Kod Adı Sakinleştirici


Başbakan Erdoğan’ın “Müslümanlara sabırlı olmalarını tavsiye ettiği” konuşma, meğer Obama’nın talebi üzerineymiş…

Kışkırtıcı bir film nedeniyle oluşan tepkilerin giderek büyümesi üzerine ABD Başkanı Barrack Obama, Tayyip Erdoğan’ı aramış ve “Müslümanları sakinleştir” demiş!

Beyaz Saray Sözcüsü Jay Karney’in açıklamasından öğreniyoruz ki, “Obama Erdoğan’a, şiddete karşı yüksek sesle konuşması için kişisel bir mesaj göndermiş.” Karney sonucu da şu sözlerle açıklıyor: “Erdoğan’ın bunu yaptığını gördünüz.”

Böylece ABD’nin Erdoğan’a son olarak “sakinleştirici” görevi verdiğini öğrenmiş bulunuyoruz…

KOLAYLAŞTIRICI, YUMUŞATICI, SAKİNLEŞTİRİCİ

Washington daha önce de Erdoğan’a bu tür görevler verdi…

Örneğin Obama, Tayyip Erdoğan’ı Şam-Tahran bağını koparması için Suriye’yle yakınlaştırdığı dönemde, ona “kolaylaştırıcı” rolü verdi!

Örneğin Obama, Tayyip Erdoğan’a İran’la uranyum takası sırasında mektupla görev verdiğinde, ona “yumuşatıcı” rolünü verdi!

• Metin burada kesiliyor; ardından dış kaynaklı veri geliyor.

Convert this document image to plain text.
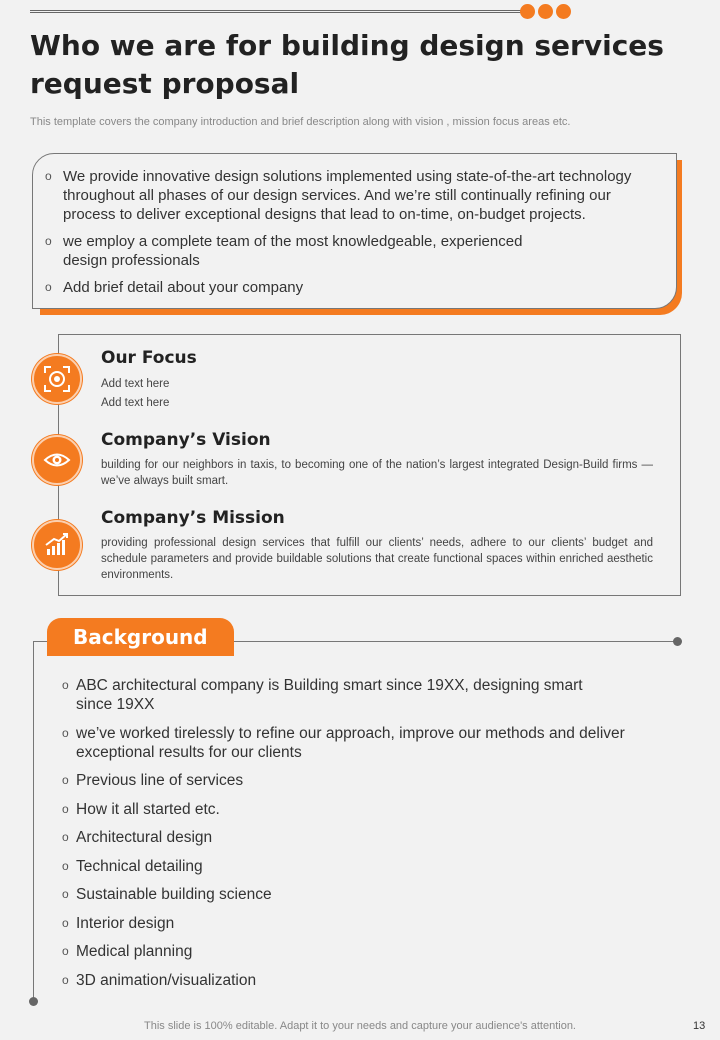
Who we are for building design services request proposal

This template covers the company introduction and brief description along with vision , mission focus areas etc.

o We provide innovative design solutions implemented using state-of-the-art technology throughout all phases of our design services. And we’re still continually refining our process to deliver exceptional designs that lead to on-time, on-budget projects.
o we employ a complete team of the most knowledgeable, experienced design professionals
o Add brief detail about your company
Our Focus
Add text here
Add text here
Company’s Vision
building for our neighbors in taxis, to becoming one of the nation’s largest integrated Design-Build firms — we’ve always built smart.
Company’s Mission
providing professional design services that fulfill our clients’ needs, adhere to our clients’ budget and schedule parameters and provide buildable solutions that create functional spaces within enriched aesthetic environments.
Background
o ABC architectural company is Building smart since 19XX, designing smart since 19XX
o we’ve worked tirelessly to refine our approach, improve our methods and deliver exceptional results for our clients
o Previous line of services
o How it all started etc.
o Architectural design
o Technical detailing
o Sustainable building science
o Interior design
o Medical planning
o 3D animation/visualization

This slide is 100% editable. Adapt it to your needs and capture your audience's attention.	13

“Kolaylaştırıcı” ve “yumuşatıcı”, Erdoğan’ı niteleyen kavramlar olarak ABD basınında da açık açık yer aldı! Şimdi bunlara “sakinleştirici” de eklenmiş oldu!

Ama Erdoğan’a verilen ve kendisinin de kırk ayrı yerde ifade ettiği asıl görevi, BOP Eşbaşkanı olmasıdır.

Dolayısıyla Obama’nın Erdoğan’a “Müslümanları sakinleştir” görevi vermesi, onun ABD’nin İslam dünyasını hedef alan Büyük Ortadoğu Projesi’nin Eşbaşkanı olmasıyla ilgilidir.

Gelin bu görevin nasıl icra edildiğini ortaya koyan tipik üç örneği inceleyelim:

ERDOĞAN HAÇLI SEFERLERİNİ ÖVDÜ

Haçlı Seferleri’nin İslam dünyası için ne anlama geldiği herkesin malumudur. Ancak Erdoğan, BOP Eşbaşkanlığı görevinden dolayı, Haçlı Seferleri’ni bile övmek durumunda kalmıştır.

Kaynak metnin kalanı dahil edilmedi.